Art affects most people, as an incentive, communication or simply a beautiful emotional experience. The broad conception of visual arts assumes that art is indeed something beautiful. Art can bring a range of emotions: joy, sorrow, hope, despair to name just a few. In contemporary art, the viewer can become uniquely confused, provoked and even be persuaded to find themselves facing old issues which have lain unresolved. One can see the art not only in one or in a few languages but as a dialogue between the artist and the viewer. It is a language that bridges the spiritual and the secular, the poetic world and the everyday life, the gentle meditative state with today’s increasingly hectic reality. This art pushes through new boundaries, it is no longer just about paintings and sculptures, the experience itself can become an art form. It may even be difficult to determine if art is art! The artwork here becomes less an exhibition, ornament or object more a challenge to the conventional idea of what art is! With the exhibition BEAUTIFUL, you are invited to an additional way to approach art. Our desire is that it will arouse your curiosity, not only for art but also to the historical process. The exhibition brings to life and convey the historical heritage, while the visitor gets a new and artistic experience. The exhibition is a series of installation/artwork for in- and outdoor placement showing human needs of beauty in historic perspective with new works by Ludmila Pawlowska. The exhibition is designed as a dialogue where one can imagine how the artist talks over the centuries, questioning and challenging each other as if they were all present in the same room at the same time. On a boundless and experimental ways is the artist inspired by cultural heritage and contemporary life at the same time. Exhibit space becomes a portal to another time or rather a desire for a different time and existence.
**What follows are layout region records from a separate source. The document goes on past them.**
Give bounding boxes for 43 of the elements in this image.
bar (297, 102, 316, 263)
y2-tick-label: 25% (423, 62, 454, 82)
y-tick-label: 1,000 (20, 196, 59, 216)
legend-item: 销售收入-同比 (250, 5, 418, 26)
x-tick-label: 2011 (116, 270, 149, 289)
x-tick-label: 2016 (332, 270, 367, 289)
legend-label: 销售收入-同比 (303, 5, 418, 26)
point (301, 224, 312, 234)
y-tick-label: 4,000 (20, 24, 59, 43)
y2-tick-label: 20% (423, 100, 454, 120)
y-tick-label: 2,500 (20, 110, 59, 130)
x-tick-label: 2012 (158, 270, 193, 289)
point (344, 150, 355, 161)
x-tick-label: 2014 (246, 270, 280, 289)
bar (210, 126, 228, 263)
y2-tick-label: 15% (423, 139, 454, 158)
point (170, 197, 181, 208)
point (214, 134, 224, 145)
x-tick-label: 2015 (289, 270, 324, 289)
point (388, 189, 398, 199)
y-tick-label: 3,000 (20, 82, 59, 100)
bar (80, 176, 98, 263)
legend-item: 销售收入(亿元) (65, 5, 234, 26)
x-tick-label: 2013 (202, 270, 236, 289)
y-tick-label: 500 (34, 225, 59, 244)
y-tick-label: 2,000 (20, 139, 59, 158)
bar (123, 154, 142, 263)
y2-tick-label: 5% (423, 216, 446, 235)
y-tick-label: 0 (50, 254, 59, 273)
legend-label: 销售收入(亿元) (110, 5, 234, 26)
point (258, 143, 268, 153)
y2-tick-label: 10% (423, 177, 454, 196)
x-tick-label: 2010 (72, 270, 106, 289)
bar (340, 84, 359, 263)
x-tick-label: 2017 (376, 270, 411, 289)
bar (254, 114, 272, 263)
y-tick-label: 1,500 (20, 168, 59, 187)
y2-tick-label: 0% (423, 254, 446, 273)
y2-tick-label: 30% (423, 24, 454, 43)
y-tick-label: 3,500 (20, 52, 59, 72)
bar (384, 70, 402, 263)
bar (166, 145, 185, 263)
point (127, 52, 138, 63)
Beauty is highly ambivalent term in today´s discussions about art. For many artists and critics, the notion of beauty is anachronistic – it almost seems to be a taboo. It recalls the aesthetic debates of the 18th and 19th centuries, and evokes the idea of an artistic ideal, of norms and rules, which are rooted in Antiquity and in the Renaissance. The sheer mention of beauty in a discussion about art can be a provocation, because it immediately raises the question of authority, namely: who can decide what is beautiful and what is not? If we, rather naively, understand beauty is something that immediately strike us by its appearance, that we never get tire of looking at, we have sympathy for and even identity with, and that prompts us to take a fresh look at our surroundings, then we should perhaps, call it – BEAUTIFUL!
Ludmila Pawlowska describes her thoughts about the exhibition:
The works that I propose is, both sculpture and painting, “already exists” there as I can see. I see them as linked to historic places in a timeless way…. When you stroll through the rooms of historic places and its Gardens, you feel the energy of a setting that gravitates between reality and dreams, the everyday and magic, the festive and the tragic, its spirituality. How would the life of this place look if this exuberant and grandiose universe was transferred to our period?
This is the exhibition about historical beauty …… However, it is not an exhibition about what it was – that is its historical causes, processes, and the final outcome – but a show about how I, as a contemporary artist and human being is influenced by its history and tradition. It shows the processes of perception, sensations and moods/feelings that interest me which has been in the past. For what I tried to reconstruct is not so much a sequence of events as an emotional world. The main theme of the exhibition is color experience in historical perspective (color symbolism) and how to use symbols as a visual language.
BEAUTIFUL – for your pleasure – enjoy!